Jonathan Kolb

New York Liberty
- Position: General Manager
- League: WNBA

Career information
- College: Arizona State

Career highlights
- WNBA Basketball Executive of the Year (2023);

= Jonathan Kolb =

American basketball executive

Jonathan Kolb is an American basketball executive and the General Manager of the New York Liberty of the Women's National Basketball Association (WNBA). In 2023, he was named WNBA Basketball Executive of the Year.

Kolb was hired by the Liberty organization in March 2019, following its transfer of ownership to Joe Tsai and Clara Wu Tsai, and helped transition the team from Westchester to a new era in Brooklyn at the Barclays Center.

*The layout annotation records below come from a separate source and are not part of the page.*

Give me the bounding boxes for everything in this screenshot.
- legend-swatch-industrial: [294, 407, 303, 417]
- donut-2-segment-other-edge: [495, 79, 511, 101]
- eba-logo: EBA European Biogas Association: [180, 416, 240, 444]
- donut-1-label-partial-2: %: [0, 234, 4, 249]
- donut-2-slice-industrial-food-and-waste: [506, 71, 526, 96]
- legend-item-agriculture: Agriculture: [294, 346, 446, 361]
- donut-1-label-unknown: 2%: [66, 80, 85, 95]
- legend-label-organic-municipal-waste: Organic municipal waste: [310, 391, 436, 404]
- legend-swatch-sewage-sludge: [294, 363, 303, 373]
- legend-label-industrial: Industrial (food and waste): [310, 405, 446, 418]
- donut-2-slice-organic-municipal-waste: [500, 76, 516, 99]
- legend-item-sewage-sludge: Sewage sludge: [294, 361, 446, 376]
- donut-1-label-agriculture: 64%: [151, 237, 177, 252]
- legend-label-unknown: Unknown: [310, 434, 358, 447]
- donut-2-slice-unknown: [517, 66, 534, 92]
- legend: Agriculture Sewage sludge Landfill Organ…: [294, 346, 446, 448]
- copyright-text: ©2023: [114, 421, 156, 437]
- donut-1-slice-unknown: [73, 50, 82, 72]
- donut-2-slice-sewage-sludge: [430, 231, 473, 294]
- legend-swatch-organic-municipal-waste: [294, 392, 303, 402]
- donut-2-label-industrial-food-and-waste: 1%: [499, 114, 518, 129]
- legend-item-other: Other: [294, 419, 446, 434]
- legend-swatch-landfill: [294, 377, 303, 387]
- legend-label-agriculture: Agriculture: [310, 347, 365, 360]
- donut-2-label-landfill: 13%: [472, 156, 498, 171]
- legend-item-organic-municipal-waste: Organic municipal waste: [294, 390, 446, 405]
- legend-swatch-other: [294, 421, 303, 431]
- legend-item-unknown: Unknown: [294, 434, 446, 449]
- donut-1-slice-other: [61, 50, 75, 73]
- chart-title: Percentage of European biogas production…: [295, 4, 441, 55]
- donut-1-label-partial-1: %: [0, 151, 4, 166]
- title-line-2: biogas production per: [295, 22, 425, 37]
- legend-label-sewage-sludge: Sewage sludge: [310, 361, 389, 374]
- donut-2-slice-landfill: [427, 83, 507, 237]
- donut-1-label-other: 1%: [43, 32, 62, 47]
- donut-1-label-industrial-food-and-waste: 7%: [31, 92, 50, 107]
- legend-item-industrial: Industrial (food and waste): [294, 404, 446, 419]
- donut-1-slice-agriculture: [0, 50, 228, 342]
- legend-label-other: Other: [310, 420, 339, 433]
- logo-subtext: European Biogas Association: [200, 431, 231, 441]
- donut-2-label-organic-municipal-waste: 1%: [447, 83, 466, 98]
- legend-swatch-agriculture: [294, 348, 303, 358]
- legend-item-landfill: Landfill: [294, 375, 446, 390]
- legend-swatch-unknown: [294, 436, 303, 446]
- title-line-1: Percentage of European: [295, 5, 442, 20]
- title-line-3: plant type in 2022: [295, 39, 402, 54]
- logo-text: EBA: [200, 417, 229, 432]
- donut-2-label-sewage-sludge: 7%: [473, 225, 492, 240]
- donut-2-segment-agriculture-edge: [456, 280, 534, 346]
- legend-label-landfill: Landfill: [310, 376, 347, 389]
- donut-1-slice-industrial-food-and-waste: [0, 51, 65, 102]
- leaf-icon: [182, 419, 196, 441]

Joining the team during their 2018–2020 slump, he helped improve the team and is credited with bringing it to a new level in their 2023 season by putting together an all-star team, resulting in the winningest year in franchise history (to that point), a WNBA Commissioner's Cup win, and its first appearance in the WNBA Finals since 2002. The team won its first franchise WNBA Championship in the 2024 WNBA Finals.

Ohemaa Nyanin, the inaugural GM of the Golden State Valkyries, was Kolb's first front office hire in 2019.

From 2014 to 2019, he worked for the WNBA in basketball strategy and operations. Kolb attended Arizona State University, where he earned his undergraduate and juris doctor (JD).